How might Wright have kept to his task while bringing out the texts’ strange, noncontemporary quality? Perhaps by replacing some of the analogies with a more direct embodiment of the text. Treating persecution in 1 Thessalonians 2:13, Wright tells of climbing a mountain and getting rained upon; but the meaning of the text might be conveyed more truly through a story of real religious persecution, historical or contemporary, or through one that causes us to reflect on how the absence of persecution may diminish the urgency of our discipleship. The fruit of the Spirit has been enfleshed in real life stories, as have the Beatitudes. To hear about the kind of person who walks the streets of Durham acting in a patient or peacemaking manner could open a wider, clearer window for elementary readers.
But at other points analogy is the only proper approach. Wright tackles popular misconceptions about the Rapture by asking, “How do you describe the color blue to a blind person?”—a gateway to a superb explanation of apocalyptic language. Later, the “lawless one,” portrayed in modern political terms in the Left Behind series, is effectively explained by Caligula’s erection of a statue to himself in the Temple. Paul knew that sooner or later some other megalomaniac would do the same or worse.

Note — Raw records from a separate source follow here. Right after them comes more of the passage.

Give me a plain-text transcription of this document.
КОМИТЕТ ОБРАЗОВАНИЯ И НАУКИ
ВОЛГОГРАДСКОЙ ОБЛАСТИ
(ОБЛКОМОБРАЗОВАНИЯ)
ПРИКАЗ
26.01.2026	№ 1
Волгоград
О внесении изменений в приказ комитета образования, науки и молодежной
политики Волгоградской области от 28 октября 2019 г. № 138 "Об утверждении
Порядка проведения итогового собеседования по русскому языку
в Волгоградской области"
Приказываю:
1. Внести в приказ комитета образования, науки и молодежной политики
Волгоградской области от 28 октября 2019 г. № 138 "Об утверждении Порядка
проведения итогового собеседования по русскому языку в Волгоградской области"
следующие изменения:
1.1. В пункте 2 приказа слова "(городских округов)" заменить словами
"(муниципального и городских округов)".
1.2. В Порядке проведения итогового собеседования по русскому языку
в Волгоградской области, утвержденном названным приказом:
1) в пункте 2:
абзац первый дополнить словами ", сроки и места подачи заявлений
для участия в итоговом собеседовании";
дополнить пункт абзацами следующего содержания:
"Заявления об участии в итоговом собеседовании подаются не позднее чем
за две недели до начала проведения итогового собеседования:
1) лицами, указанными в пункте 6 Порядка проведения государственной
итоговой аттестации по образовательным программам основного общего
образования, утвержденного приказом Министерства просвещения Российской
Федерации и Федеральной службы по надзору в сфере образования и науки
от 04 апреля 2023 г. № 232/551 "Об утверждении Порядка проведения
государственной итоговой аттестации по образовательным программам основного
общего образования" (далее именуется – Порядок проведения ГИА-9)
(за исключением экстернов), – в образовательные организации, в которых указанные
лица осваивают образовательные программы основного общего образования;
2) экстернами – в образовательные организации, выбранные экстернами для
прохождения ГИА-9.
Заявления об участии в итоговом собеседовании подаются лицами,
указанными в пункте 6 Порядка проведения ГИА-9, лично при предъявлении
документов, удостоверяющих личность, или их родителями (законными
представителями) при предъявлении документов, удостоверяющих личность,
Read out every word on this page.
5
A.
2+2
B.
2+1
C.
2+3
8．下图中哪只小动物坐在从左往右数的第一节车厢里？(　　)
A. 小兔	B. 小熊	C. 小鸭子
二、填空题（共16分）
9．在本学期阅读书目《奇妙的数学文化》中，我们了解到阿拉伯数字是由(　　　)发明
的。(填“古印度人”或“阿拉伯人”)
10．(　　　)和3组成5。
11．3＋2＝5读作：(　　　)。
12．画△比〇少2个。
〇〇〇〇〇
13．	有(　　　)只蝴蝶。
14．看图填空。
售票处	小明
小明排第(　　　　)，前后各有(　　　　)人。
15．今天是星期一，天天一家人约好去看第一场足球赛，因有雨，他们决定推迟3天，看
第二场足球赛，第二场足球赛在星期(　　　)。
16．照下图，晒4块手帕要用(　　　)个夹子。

The Caligula reference demonstrates how using more “historical evidence” could be helpful. Readers want to know what really happened; they are curious about the original meanings of words. Wright’s “everyone” surely includes cynical readers who might benefit from the kind of historical casework Wright flashes so cleverly in his scholarly writings. When Jesus walks on water or multiplies the loaves to feed 5,000, this series makes no attempt to counter the questioning skeptic who considers the miraculous as hocus-pocus.
Yet no other commentary series comes even close to Wright’s achievement. In these pages the guy on the street, the preacher and even the scholar can find an utterly clear and accurate explanation of the warring factions in Galatia, or of the meaning of “Abba.” The series throws down the gauntlet to all who read, teach and preach: it challenges us to read these strange texts freshly and with clarity and passion, for simplicity is indeed hidden in their difficulties.